While wind power and photovoltaic solar energy may be more mature technology, they have limitations in that they are intermittent, but CSP could be more reliable and efficient over the long term.

CSP uses a set of mirrors that focuses sunlight onto a single collector. The heats drives a steam turbine, similar to a traditional coal-fired power plant.


"Instead of using diesel you're concentrating sunlight and storing that in a thermal storage tank and when you need the turbines, you turn them on," Gauché said.

The technology has seen adoption in the US and Spain and Gauché said that the key development in the technology was the use of a heat storing mechanism.

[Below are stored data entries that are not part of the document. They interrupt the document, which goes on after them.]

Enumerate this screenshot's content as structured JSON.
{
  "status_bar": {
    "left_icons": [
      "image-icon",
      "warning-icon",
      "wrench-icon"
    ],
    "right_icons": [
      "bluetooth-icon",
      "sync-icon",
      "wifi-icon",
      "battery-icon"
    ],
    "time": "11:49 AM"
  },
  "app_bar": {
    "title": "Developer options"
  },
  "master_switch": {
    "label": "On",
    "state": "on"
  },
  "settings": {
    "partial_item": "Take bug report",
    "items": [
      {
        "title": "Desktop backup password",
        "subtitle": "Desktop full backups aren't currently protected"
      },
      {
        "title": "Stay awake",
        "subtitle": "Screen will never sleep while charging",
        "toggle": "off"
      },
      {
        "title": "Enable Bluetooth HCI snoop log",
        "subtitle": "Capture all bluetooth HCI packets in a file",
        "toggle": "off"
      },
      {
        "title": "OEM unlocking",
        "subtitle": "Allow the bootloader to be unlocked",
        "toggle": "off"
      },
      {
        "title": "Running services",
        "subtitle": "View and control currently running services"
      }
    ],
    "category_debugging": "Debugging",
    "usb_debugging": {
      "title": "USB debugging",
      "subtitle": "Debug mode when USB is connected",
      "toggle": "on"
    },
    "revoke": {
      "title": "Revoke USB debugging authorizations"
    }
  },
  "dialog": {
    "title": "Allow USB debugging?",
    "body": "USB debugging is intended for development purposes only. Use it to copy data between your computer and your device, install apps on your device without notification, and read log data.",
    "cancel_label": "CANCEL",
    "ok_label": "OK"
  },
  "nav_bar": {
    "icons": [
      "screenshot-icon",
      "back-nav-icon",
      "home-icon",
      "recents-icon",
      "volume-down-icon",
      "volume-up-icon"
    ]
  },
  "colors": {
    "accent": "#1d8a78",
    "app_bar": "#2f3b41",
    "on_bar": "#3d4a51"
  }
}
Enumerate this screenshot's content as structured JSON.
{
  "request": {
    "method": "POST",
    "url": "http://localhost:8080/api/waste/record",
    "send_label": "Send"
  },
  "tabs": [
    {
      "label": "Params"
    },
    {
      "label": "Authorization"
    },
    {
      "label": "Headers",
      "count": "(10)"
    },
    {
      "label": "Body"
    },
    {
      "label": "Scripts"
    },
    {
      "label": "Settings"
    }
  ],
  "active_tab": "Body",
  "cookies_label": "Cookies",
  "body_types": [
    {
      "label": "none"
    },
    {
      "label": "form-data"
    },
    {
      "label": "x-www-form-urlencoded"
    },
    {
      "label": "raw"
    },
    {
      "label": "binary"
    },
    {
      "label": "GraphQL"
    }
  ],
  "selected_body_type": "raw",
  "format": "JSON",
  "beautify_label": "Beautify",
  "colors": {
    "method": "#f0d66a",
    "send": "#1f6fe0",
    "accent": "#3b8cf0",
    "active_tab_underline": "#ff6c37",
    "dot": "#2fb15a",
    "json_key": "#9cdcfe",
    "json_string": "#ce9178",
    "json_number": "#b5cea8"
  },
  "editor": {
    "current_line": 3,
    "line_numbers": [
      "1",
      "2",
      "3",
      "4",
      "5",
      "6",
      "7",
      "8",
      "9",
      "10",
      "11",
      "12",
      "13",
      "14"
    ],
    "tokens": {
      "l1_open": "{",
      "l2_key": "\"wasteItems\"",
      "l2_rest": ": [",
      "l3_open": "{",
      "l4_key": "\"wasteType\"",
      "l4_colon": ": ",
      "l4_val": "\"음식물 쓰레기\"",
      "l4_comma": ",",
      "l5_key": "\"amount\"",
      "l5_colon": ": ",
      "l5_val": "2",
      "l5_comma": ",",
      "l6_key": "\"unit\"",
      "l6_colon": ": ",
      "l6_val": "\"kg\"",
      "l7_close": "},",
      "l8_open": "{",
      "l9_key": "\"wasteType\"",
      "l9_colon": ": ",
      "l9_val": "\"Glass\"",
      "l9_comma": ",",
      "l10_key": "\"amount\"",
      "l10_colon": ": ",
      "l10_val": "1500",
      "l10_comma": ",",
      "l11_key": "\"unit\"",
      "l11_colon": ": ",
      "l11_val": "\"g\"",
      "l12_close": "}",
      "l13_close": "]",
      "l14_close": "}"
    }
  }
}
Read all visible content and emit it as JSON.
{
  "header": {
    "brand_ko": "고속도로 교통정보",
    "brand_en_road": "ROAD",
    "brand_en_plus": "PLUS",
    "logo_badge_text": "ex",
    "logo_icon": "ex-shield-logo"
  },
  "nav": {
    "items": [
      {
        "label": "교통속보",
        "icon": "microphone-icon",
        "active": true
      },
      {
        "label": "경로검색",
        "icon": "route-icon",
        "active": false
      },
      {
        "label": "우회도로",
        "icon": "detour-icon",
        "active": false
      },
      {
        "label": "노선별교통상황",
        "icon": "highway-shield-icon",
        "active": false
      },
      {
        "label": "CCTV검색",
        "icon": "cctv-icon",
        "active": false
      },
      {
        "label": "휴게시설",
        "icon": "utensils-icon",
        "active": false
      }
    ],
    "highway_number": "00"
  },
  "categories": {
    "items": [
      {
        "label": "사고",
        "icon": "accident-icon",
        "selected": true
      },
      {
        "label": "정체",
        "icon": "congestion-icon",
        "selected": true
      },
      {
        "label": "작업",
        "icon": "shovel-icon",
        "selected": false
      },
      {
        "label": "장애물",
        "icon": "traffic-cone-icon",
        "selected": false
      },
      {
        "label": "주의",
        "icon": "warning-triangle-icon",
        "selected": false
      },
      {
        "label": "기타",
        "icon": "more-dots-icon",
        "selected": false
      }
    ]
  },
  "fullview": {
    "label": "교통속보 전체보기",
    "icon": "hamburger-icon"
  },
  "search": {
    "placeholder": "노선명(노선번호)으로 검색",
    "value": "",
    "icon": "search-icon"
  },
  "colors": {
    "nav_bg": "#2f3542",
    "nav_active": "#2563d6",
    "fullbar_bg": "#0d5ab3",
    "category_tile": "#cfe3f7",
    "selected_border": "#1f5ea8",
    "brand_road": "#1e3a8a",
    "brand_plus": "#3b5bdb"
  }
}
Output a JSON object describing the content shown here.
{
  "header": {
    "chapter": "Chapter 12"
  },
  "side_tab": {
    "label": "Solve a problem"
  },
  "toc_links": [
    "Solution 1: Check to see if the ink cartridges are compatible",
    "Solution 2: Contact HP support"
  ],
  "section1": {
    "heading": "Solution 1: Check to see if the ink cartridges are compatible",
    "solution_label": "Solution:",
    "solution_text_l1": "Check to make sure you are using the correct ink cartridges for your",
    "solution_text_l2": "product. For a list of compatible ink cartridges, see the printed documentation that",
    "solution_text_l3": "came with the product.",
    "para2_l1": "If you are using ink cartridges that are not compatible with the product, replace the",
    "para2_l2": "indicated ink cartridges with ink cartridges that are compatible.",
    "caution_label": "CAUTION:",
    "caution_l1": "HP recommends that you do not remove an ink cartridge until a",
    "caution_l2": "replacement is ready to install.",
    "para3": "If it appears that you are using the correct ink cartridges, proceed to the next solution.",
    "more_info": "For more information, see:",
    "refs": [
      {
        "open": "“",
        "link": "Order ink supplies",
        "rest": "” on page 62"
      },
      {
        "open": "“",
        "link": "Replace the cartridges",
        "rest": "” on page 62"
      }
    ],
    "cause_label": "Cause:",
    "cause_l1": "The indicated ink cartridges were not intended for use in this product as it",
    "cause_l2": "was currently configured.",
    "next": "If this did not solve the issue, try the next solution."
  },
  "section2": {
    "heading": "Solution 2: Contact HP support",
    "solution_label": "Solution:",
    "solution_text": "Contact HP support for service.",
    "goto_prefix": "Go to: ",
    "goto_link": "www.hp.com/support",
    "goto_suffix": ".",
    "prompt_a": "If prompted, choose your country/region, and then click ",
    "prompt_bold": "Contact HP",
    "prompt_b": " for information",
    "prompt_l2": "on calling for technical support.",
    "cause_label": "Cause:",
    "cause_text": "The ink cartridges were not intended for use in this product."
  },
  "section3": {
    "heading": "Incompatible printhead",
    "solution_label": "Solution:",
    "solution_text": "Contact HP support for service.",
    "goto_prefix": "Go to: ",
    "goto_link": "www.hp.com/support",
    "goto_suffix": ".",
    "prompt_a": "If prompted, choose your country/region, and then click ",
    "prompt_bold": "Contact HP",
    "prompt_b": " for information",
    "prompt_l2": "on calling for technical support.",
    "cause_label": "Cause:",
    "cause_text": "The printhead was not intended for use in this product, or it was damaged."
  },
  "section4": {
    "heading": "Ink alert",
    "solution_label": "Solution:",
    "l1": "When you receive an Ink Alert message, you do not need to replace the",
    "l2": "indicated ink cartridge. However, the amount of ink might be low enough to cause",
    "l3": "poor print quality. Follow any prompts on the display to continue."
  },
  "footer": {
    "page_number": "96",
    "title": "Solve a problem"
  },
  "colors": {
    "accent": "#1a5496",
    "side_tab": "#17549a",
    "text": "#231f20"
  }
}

"The most successful developments are these concentrating solar plants where they actually store the heat energy in salt tanks. The top of the tower actually heats salt and keeps salt molten - these are special salts - and they remain in the molten state all the time," he said.

Because solar energy is dilute in terms of energy density compared to fossil fuel, a CSP project needs a large land area with abundant sunshine to be efficient.

Water is also a challenge to the technology as it uses steam to drive turbines.

"You're dealing with at best about 1 000W per square metre of sunlight hitting the ground and the ballpark is you need about 3ha to 5ha per megawatt of electricity," said Gauché.

A typical large CSP plant produces about 250MW, implying a land area of about 1 000ha.

He said that with the CSP technology could, in the long term, be used to provide electricity for the global population, particularly because it uses a heat storing mechanism to continue delivering energy at night.


Eskom secured a $365m loan from the African Development Bank to build renewable energy plants in the Northern Cape province and the utility said that its solar plant was intended to be a serious power station rather than a demonstration plant.

"We're quite keen on solar; the cost of the technology has to come down. In general, we are keen on solar and keen to do more of it," Eskom spokesperson Hilary Joffe told News24 in 2011.

"So it's not an experimental project, it will be a real power station. A 100MW is a lot of power - it is scale - it's significant," she added.

What makes CSP a particularly attractive option is that it currently costs about R2 per kWh (Kilowatt hour) to produce energy, but this is cheaper than the high cost of gas turbines which typically cost between R3 and R5 per kWh and the cost of the young technology is expected to decline.

As some countries shut down nuclear plants in the wake of the Fukushima Daiichi disaster in Japan, renewable energy projects have come under accelerated interest.

The EU has begun to look into developing a €400bn ($774bn) network of CSP power plants based in the Sahara region known as Desertec.


Germany in May set a record for production from photovoltaic solar power at 22 gigawatts (GW) of electricity per hour which is roughly equal to 20 nuclear power stations running at full capacity.

Gauché conceded that CSP technology was young, but rejected suggestions that SA would never be able to depend on solar power to generate electricity.

"One's got to be a little bit careful about blanket statements that solar cannot do it, because that is simply not true. Solar might not be able to do it today."